Like adults, young children form first impressions by simply looking at the person's face, according to a recent study.

Researchers from Harvard University found children as young as three years old tend to judge an individual's character traits, such as trustworthiness and competence, based on physical features. They shows that the predisposition to judge others based on their looks starts early in childhood and does not require years of social experience.

"If adult-child agreement in face-to-trait inferences emerges gradually across development, one might infer that these inferences require prolonged social experience to reach an adultlike state," Cogsdill and colleagues write. "If instead young children's inferences are like those of adults, this would indicate that face-to-trait character inferences are a fundamental social cognitive capacity that emerges early in life."

For the study, researchers examined 141 children between the ages of 3 and 10 and 99 adults.
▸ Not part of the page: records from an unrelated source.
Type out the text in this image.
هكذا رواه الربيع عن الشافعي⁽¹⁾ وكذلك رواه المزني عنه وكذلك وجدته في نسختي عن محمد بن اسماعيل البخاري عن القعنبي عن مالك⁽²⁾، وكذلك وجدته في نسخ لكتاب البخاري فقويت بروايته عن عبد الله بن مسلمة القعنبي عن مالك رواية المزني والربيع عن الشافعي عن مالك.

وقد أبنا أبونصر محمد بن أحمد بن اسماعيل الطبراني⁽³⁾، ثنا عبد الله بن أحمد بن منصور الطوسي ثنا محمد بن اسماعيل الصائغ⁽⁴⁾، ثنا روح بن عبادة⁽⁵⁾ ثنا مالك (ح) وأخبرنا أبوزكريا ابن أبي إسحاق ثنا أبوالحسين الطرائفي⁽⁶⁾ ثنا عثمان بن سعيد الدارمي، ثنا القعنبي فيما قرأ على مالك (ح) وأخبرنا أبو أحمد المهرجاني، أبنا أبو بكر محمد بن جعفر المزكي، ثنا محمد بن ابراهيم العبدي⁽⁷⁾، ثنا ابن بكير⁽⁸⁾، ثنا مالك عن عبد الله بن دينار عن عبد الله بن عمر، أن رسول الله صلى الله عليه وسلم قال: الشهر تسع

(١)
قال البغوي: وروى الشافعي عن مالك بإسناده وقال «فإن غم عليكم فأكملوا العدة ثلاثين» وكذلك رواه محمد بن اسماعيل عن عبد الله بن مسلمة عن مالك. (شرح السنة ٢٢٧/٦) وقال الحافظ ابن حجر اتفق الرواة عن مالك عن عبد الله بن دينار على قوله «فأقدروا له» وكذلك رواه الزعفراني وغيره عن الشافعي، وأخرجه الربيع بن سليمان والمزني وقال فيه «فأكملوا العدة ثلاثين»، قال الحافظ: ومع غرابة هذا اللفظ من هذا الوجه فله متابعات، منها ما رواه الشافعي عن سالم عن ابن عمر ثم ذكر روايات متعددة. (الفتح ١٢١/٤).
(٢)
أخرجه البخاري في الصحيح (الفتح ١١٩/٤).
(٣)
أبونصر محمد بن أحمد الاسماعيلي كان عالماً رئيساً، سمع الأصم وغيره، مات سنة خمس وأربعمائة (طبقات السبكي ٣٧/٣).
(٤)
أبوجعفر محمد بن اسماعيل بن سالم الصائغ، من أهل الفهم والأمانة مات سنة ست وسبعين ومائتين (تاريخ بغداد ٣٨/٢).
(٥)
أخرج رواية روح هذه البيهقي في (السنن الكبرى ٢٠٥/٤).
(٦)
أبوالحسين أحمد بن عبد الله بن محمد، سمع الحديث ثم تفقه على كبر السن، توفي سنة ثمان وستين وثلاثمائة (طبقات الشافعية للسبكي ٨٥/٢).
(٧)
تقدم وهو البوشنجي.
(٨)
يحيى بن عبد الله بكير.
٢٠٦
They had the study participants evaluate pairs of computer-generated faces that differed on one of three traits: trustworthiness (i.e., mean/nice), dominance (i.e., strong/not strong), and competence (i.e., smart/not smart).

When asked to judge "which one of the people is very nice," adults and children attributed traits based on physical appearances.

"If such inferences take root early in development, as the data suggest, even infants might associate faces with trait-consistent behaviors, such as those conveying prosociality," the researchers note.

It is still unclear exactly when the tendency to infer character from faces first emerges, "it might be possible to test younger children with the same computer-generated faces to find out," researchers said.

The study was published in Psychological Science, a journal of the Association for Psychological Science.